Prosecutorial Query Graph: Lines of Investigation
A Structured Analysis of Grand Jury Subpoena Intent vs. Produced Material
Generated: 2026-02-15
Database: prosecutorial_query_graph.db (257 subpoenas, 2,018 demand clauses, 779 investigative gaps)
Methodology: Concordance-indexed subpoena riders decomposed into individual demand clauses, matched against production records, scored for fulfillment
Standard of citation: Every material factual claim is supported by at least one EFTA document number from the DOJ production, linked to its justice.gov URL
Premise
Grand jury subpoenas are not evidence. They are the control plane of a federal investigation — formal expressions of prosecutorial intent, decomposed into specific data requirements through attached rider clauses. By indexing all 257 subpoenas in the DOJ production, decomposing their 2,018 individual demand clauses, and comparing these demands against the 120 production records in the concordance metadata, it is possible to construct a prosecutorial query graph: a verifiable map of what investigators were pursuing, what they received, and where the record goes silent.

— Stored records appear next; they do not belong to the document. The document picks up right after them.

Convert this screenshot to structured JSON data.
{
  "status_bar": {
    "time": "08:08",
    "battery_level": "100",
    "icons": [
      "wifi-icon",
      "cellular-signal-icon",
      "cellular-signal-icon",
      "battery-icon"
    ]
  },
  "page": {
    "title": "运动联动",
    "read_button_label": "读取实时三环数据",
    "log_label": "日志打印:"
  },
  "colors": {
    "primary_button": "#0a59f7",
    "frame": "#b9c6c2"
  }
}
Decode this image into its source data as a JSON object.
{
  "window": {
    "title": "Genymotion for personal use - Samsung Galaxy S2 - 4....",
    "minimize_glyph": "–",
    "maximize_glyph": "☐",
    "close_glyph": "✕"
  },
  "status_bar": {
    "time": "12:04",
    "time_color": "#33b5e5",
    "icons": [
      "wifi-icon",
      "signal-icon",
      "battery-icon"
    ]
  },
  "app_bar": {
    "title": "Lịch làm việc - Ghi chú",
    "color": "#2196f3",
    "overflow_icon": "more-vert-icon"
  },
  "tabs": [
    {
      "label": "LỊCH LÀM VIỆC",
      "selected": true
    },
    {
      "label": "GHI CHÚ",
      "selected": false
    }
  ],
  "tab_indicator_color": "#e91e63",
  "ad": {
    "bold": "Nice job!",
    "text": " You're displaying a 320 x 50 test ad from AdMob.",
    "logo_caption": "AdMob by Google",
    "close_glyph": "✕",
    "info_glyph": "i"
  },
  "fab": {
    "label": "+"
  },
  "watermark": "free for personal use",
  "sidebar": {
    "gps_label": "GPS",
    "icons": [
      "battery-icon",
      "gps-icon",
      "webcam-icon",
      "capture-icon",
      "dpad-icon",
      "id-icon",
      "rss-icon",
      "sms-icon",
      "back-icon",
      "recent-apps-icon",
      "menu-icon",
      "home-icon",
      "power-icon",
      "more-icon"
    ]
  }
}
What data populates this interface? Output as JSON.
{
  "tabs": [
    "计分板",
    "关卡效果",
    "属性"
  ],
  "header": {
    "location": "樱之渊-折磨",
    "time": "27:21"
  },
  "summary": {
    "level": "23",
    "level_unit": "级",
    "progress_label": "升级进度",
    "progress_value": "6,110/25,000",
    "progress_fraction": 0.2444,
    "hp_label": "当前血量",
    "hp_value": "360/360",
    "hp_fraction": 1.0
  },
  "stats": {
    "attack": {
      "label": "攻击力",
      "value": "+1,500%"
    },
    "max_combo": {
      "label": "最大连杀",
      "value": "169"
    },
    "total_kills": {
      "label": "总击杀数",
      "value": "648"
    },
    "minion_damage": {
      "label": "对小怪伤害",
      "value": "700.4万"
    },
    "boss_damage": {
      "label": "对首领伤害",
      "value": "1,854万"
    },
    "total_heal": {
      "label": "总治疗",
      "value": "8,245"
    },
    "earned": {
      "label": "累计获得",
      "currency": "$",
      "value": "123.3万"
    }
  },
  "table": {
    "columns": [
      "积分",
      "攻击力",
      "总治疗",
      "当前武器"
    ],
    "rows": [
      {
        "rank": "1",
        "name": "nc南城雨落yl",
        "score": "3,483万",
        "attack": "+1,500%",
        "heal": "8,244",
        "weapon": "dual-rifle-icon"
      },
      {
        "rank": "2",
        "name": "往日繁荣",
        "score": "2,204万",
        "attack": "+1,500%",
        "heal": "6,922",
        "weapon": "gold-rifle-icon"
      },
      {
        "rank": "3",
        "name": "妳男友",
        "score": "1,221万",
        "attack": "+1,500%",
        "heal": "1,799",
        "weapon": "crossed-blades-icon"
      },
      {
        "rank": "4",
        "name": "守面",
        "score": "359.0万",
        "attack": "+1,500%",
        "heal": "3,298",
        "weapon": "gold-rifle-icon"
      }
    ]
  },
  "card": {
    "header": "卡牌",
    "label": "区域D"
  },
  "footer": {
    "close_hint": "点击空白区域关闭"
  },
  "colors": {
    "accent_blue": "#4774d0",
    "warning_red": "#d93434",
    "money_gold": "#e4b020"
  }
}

This analysis does not rely on testimony, press statements, or narrative interpretation. It relies exclusively on the structural metadata of the legal process itself: subpoena riders (what was demanded), production indexes (what was returned), and the absence of either (what was never asked or never answered).
Summary Statistics
| Grand jury subpoenas analyzed | 257 |
| Individual demand clauses decomposed | 2,018 |
| Subpoenas matched to identifiable returns | 133 (51.8%) |
| Subpoenas with no identifiable return | 124 (48.2%) |
| Demand clauses scored as FULFILLED | 849 (42.1%) |
| Demand clauses scored as UNFULFILLED | 105 (5.2%) |
| Demand clauses scored as PARTIAL | 73 (3.6%) |
| Demand clauses scored as UNKNOWN (no linked return) | 991 (49.1%) |
| Subpoenas with fully redacted targets | 27 |
| Investigative gaps identified | 779 |
| 524-day gap in subpoena issuance | July 2017 — December 2018 |
Analytical Framework and Limitations
This analysis documents structural patterns in the documentary record. Key interpretive principles:
- Corpus absence ≠ non-compliance. The absence of matched returns in the EFTA corpus does not prove a subpoena recipient failed to comply. Returns may have been produced under seal, through separate case numbers, in formats not captured by the concordance system, or excluded from the public DOJ release.
- Minimal production is standard legal practice. Any competent attorney advises clients to produce only what is strictly required. Narrow productions, privilege assertions, and extended response timelines are normal — not evidence of obstruction.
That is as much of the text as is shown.